Si Granés hubiera tomado más en cuenta la perspectiva abierta por estas investigaciones quizás hubiera captado mejor que la coyuntura actual no es solo la de la trivialización de la producción artística sino también la de la conversión de los programas y las prácticas de las vanguardias de la posguerra en un nuevo paradigma de humanidad. O de nuevas formas de subjetividad - para decirlo en términos que ahora son corrientes - y que quedan captadas en categorías como nomadismo, flexibilidad e inevitablemente de precariedad. Subjetividades que de hecho está promoviendo la política cultural del Ayuntamiento de Madrid –y específicamente de
Intermediae y
Matadero - que parece diseñada para satisfacer en términos prácticos las propuestas formuladas por Isidore Isou en los años 50 del siglo pasado. Para el líder de la vanguardia
letrista se trataba de responder al inconformismo de la juventud con las jerarquías políticas establecidas con una estrategia en la que los estímulos a una creatividad
tout court se combinaran con la concesión de créditos y becas para la generación de nuevas empresas. Las que hoy identificamos como microempresas en red, del mismo modo que a sus juveniles promotores solemos llamarlos ¨ emprendedores¨ en lugar de precarios, que también lo son.
En la exposición de
El ranchito – ya mencionada en este blog – la arquitecta Nerea Calvillo respondió a esta orientación convirtiendo el diseño escenográfico de la misma en un reconocimiento de la precariedad de medios y materiales y en un alarde de esa creatividad ilimitada ejercida en condiciones de penuria de la que tendrían que hacer gala hoy los nómadas de la red.
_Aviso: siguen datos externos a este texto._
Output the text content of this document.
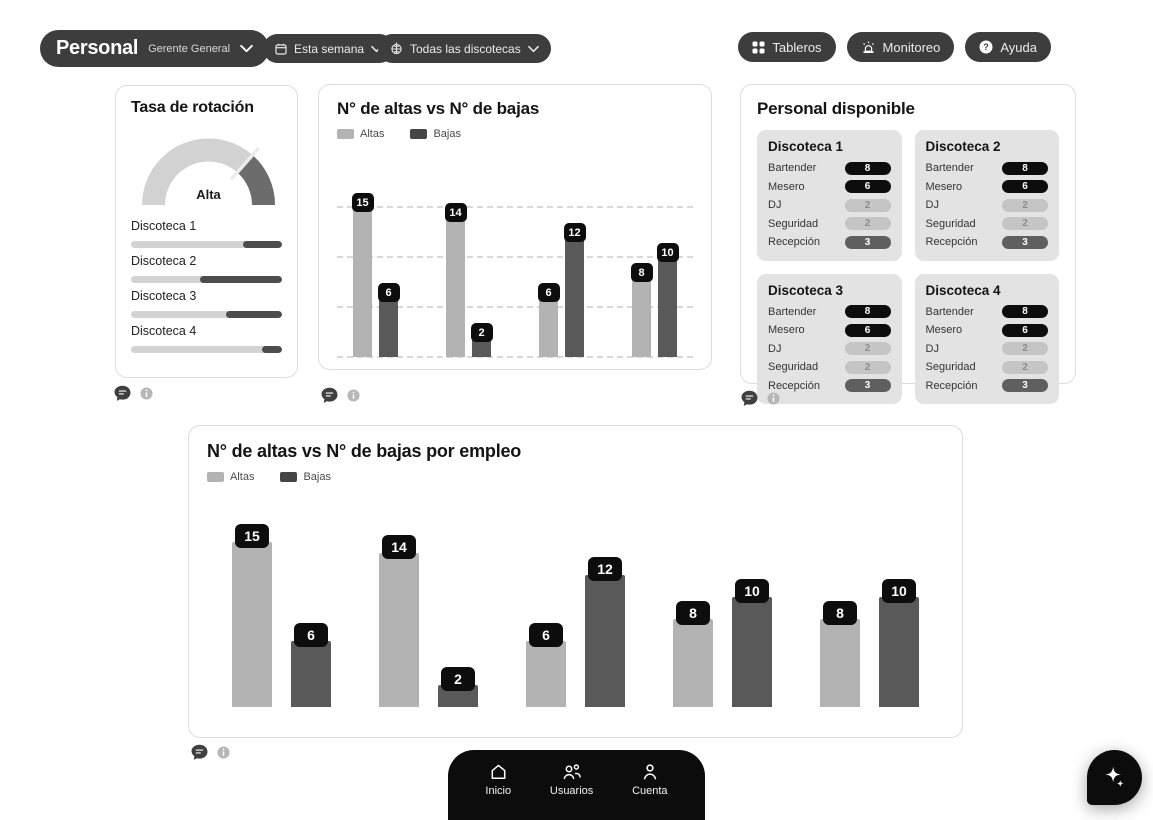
Personal Gerente General	Esta semana	Todas las discotecas	Tableros	Monitoreo	? Ayuda
Tasa de rotación
Alta
Discoteca 1
Discoteca 2
Discoteca 3
Discoteca 4
N° de altas vs N° de bajas
Altas	Bajas
15
6
14
2
6
12
8
10
Personal disponible
Discoteca 1
Bartender	8
Mesero	6
DJ	2
Seguridad	2
Recepción	3
Discoteca 2
Bartender	8
Mesero	6
DJ	2
Seguridad	2
Recepción	3
Discoteca 3
Bartender	8
Mesero	6
DJ	2
Seguridad	2
Recepción	3
Discoteca 4
Bartender	8
Mesero	6
DJ	2
Seguridad	2
Recepción	3
N° de altas vs N° de bajas por empleo
Altas	Bajas
15
6
14
2
6
12
8
10
8
10
Inicio	Usuarios	Cuenta
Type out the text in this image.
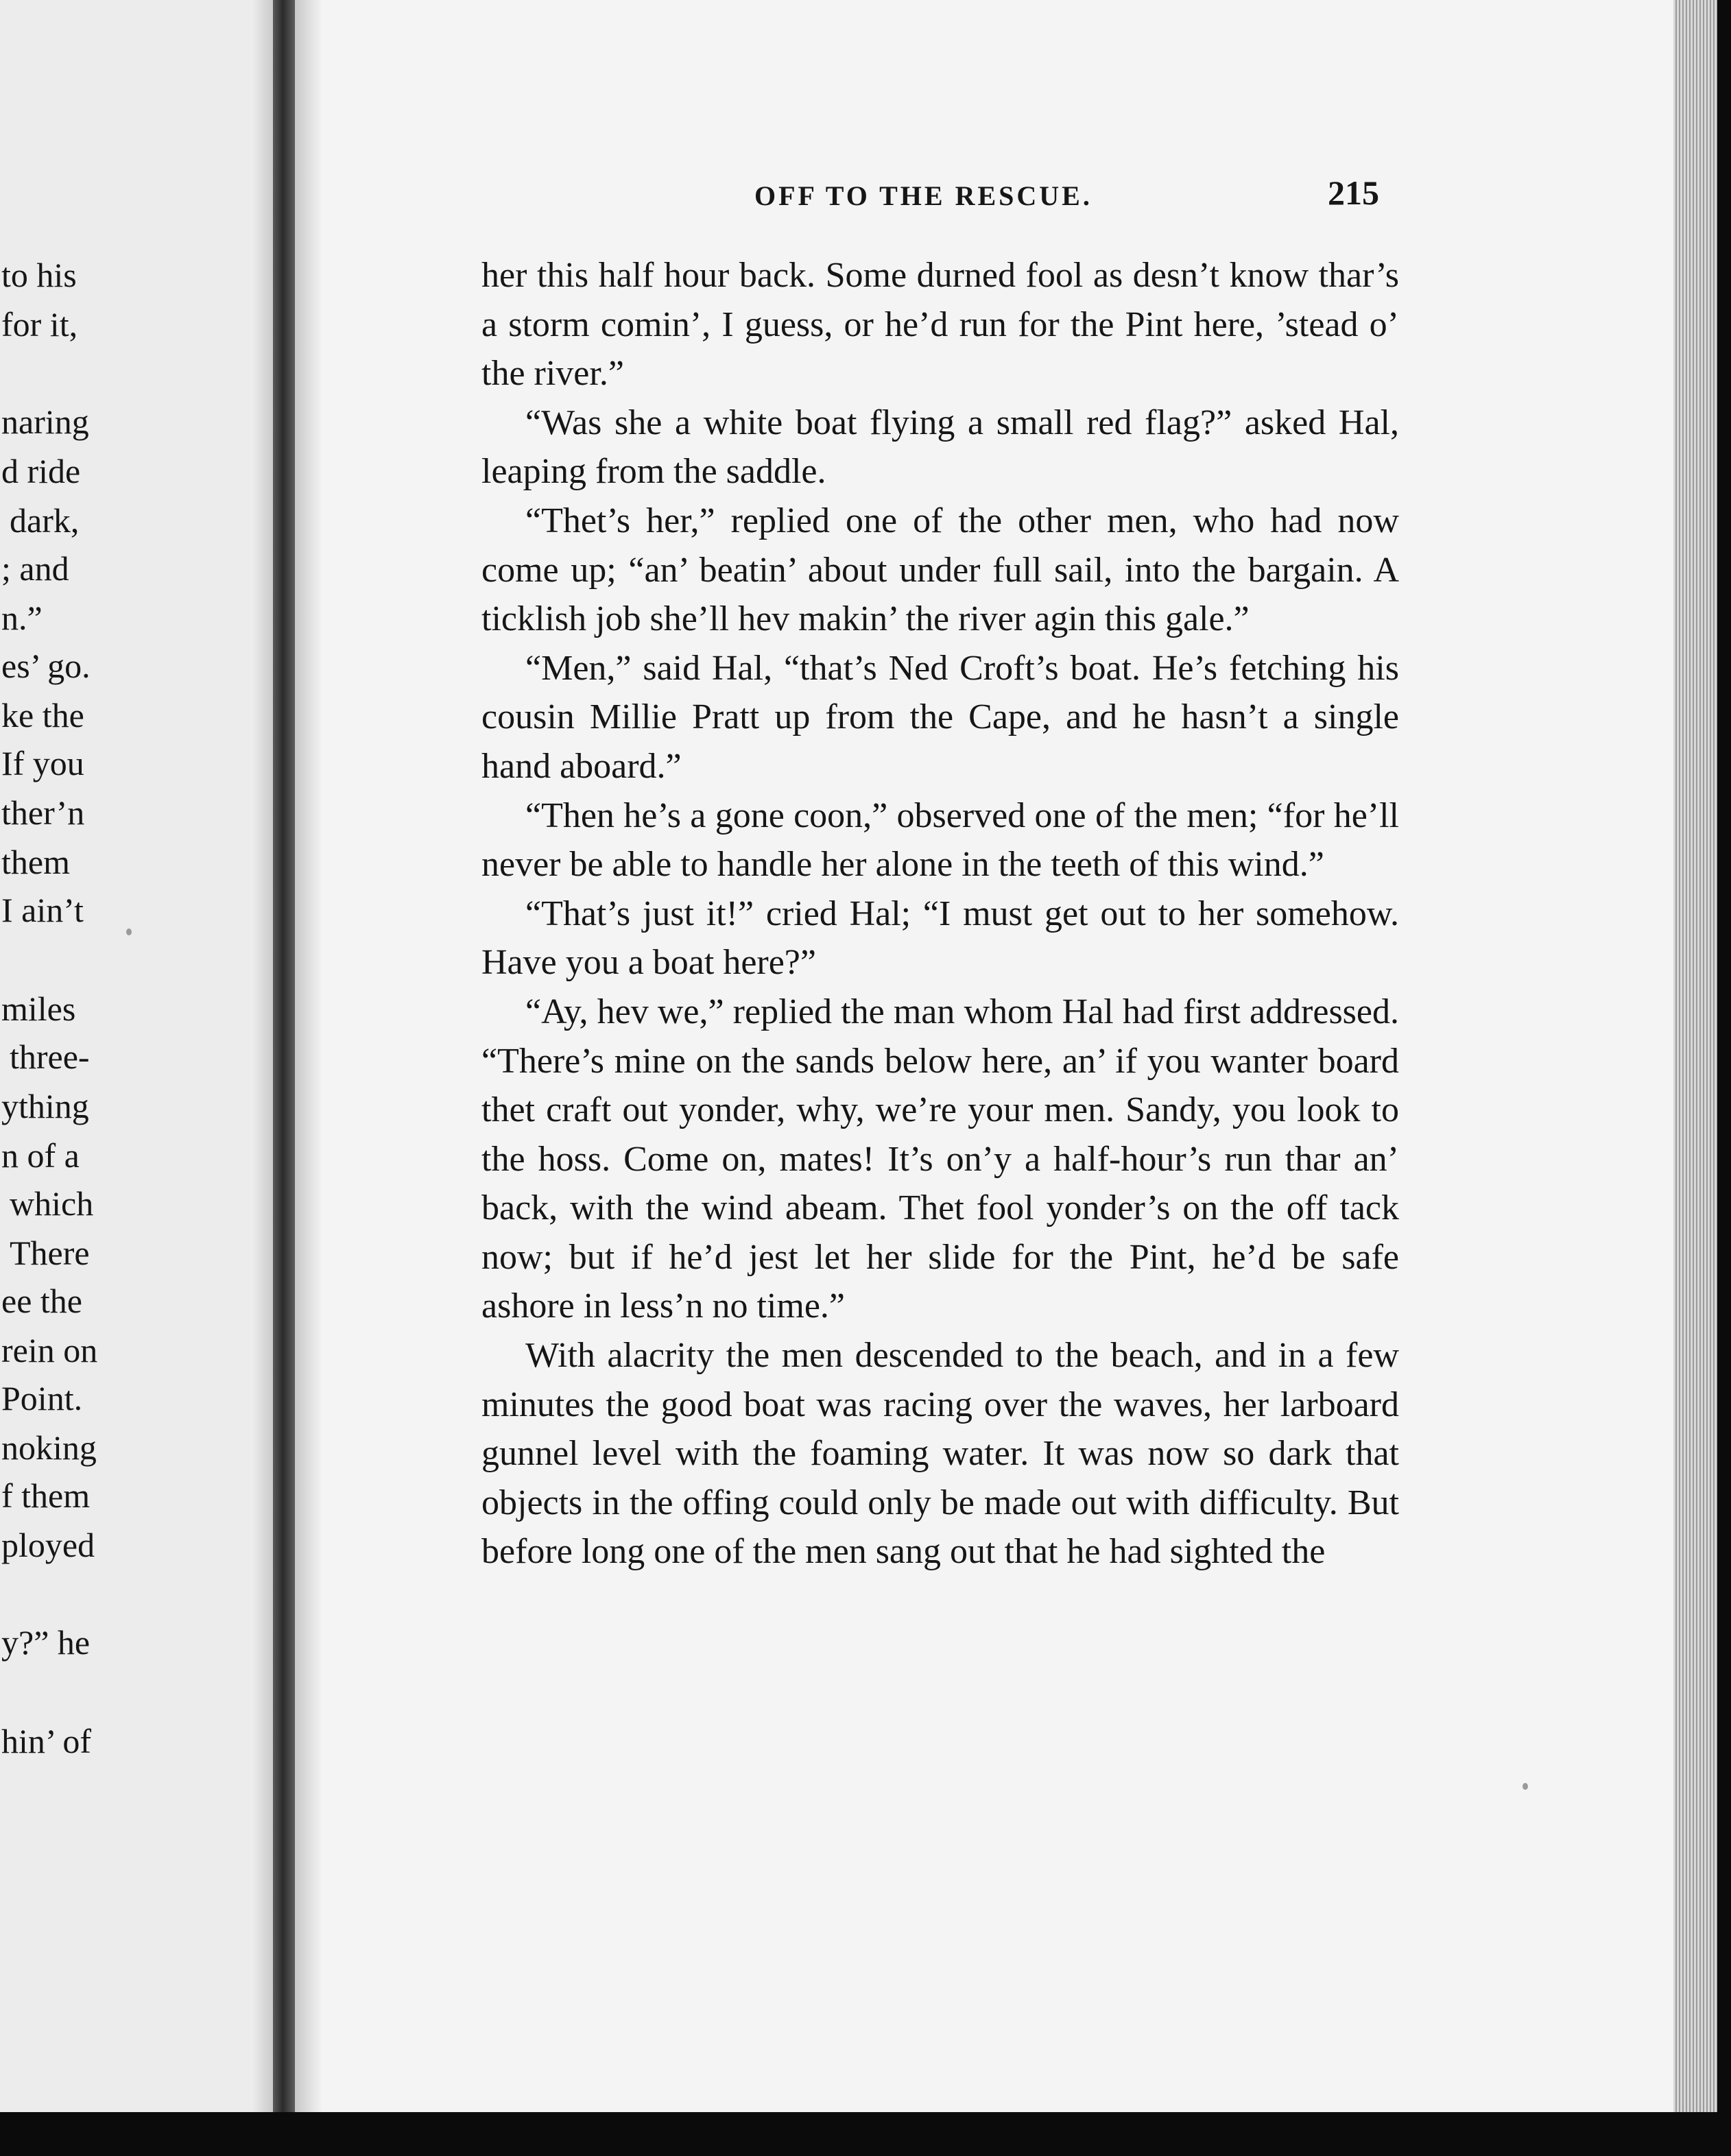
to his
for it,
naring
d ride
dark,
; and
n.”
es’ go.
ke the
If you
ther’n
them
I ain’t
miles
three-
ything
n of a
which
There
ee the
rein on
Point.
noking
f them
ployed
y?” he
hin’ of
OFF TO THE RESCUE.	215

her this half hour back. Some durned fool as desn’t know thar’s a storm comin’, I guess, or he’d run for the Pint here, ’stead o’ the river.”

“Was she a white boat flying a small red flag?” asked Hal, leaping from the saddle.

“Thet’s her,” replied one of the other men, who had now come up; “an’ beatin’ about under full sail, into the bargain. A ticklish job she’ll hev makin’ the river agin this gale.”

“Men,” said Hal, “that’s Ned Croft’s boat. He’s fetching his cousin Millie Pratt up from the Cape, and he hasn’t a single hand aboard.”

“Then he’s a gone coon,” observed one of the men; “for he’ll never be able to handle her alone in the teeth of this wind.”

“That’s just it!” cried Hal; “I must get out to her somehow. Have you a boat here?”

“Ay, hev we,” replied the man whom Hal had first addressed. “There’s mine on the sands below here, an’ if you wanter board thet craft out yonder, why, we’re your men. Sandy, you look to the hoss. Come on, mates! It’s on’y a half-hour’s run thar an’ back, with the wind abeam. Thet fool yonder’s on the off tack now; but if he’d jest let her slide for the Pint, he’d be safe ashore in less’n no time.”

With alacrity the men descended to the beach, and in a few minutes the good boat was racing over the waves, her larboard gunnel level with the foaming water. It was now so dark that objects in the offing could only be made out with difficulty. But before long one of the men sang out that he had sighted the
En cambio, Diego Barajas y Camilo García lo han hecho con el proyecto
Cotidianidades doméstico productivas en Madrid, que pretende rediseñar los espacios de las multitudes que ya trabajan en sus domicilios de tal forma que dichos rediseños respondan tanto a la inevitable funcionalidad como a los deseos y los afectos de sus hipotéticos usuarios. Al fin y al cabo hoy parece inimaginable una casa que no disponga que sus habitantes son tan creativos como deseantes.